Lemon pointed out that learning about slavery and the legacy of systemic racism in America is even more traumatizing for students of color. “You don’t think that telling them people were beaten and sold and lynched makes them feel bad?” Lemon asked, while laughing at the obvious irony.

“Having people come to the realization, especially ancestors of slaves, that they were enslaved and that they were beaten and they were sold and they weren’t able to accrue wealth, they weren’t able to go to school, they weren’t able to go vote — you think that makes them feel good?” Lemon said, outraged. “So the folks on the other side, stop making it about you, and be curious instead of judgmental.”

Cuomo said he didn’t believe that teaching people about how racism affects structures in the U.S. is inherently saying any one group of people is evil.

“I had somebody today say to me, ‘Well, you know, I’m just worried. I don’t want them to tell any of that history. I don’t want people lecturing my kid like, hey, you’re white, you’re bad.’ I said, why do you think that’s what it will be?” Cuomo told Lemon. “That’s the problem. The only problem is your perception. Why wouldn’t you want your kid to understand the roots of slavery and the legacy of slavery, how it has played out for enslaved people as a culture throughout the years? Why wouldn’t you want that?”

Cuomo urged left-wing viewers of “Don Lemon Tonight” to observe who is on the “right side” of history and to support things like learning about critical race theory and making Juneteenth a holiday.

“More importantly though, we also need to speak to the right, the people who want to commemorate this or don’t think that the full history of our country should be taught in schools,” Lemon said. “All of it should be taught. There were many more people who contributed to the beginnings of this country, to making this country what it is, than just one group of people — and the history needs to be told by many people. There are more voices.”

Lemon continued, “Now more people have a voice. More people have a platform. And if you want the true history, it’s really about who is telling it. So if you are the person who happens to be telling the history, you’re going to tell it in your favor.

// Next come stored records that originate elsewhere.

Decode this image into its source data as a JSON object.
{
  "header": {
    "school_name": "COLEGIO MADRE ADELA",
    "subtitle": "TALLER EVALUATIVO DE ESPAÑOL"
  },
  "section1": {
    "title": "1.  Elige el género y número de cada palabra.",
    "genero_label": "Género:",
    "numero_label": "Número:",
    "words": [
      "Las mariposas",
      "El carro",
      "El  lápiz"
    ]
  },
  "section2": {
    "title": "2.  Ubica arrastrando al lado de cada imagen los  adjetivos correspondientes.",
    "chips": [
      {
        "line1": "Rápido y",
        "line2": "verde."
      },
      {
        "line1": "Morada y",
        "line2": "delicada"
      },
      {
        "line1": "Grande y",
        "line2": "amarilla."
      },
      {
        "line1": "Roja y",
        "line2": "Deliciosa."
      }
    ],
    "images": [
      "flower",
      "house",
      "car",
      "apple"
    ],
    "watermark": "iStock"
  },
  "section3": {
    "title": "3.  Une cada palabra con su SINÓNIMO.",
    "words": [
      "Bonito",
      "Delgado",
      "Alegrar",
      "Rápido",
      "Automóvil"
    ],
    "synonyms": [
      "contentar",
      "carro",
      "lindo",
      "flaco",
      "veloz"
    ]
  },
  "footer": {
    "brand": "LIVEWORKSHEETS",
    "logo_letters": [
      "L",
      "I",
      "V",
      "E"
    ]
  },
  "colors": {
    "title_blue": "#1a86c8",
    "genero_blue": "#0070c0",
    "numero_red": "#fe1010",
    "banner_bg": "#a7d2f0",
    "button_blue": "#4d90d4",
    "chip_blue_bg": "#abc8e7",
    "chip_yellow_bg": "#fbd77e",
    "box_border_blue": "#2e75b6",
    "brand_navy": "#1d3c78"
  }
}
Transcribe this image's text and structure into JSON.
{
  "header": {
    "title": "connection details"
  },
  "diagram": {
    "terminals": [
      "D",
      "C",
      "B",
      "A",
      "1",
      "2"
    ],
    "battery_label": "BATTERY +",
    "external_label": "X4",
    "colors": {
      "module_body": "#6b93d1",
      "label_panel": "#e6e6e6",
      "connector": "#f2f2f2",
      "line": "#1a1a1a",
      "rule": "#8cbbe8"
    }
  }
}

And the best way to correct that, so that some people aren’t over-indexed in the history of the country, is to have all voices, as many voices as possible, included in that history.”

Critical race theory was developed by legal scholars in the 1970s and most prominently advocated for by Columbia University law professor Kimberlé Crenshaw. The concept essentially argues that white supremacy remains a key part of how the laws, institutions and penal systems in the U.S. were developed and remain today. As a recent Wall Street Journal explainer put it, critical race theory “rejects the idea that laws are inherently neutral, even if they are sometimes applied unevenly.”

Nowadays, the debate centers around whether or not critical race theory — or as some say, the true history of the country — is taught in schools. As of last month, three states enacted bills prohibiting the teaching of principles that could be considered critical race theory, and 13 other states considered prohibiting it. The application of critical race theory in classrooms varies, but it is mostly taught in law schools, colleges and universities.

As Cuomo and Lemon’s contemporary Samantha Bee put it during a recent episode of “Full Frontal,” “None of this has anything to really do with education, history or ‘saving the children.’ Scare tactic wedge issues like these have been a political strategy since the birth of democracy. Republicans have spent decades turning fear-based politics into an art form.”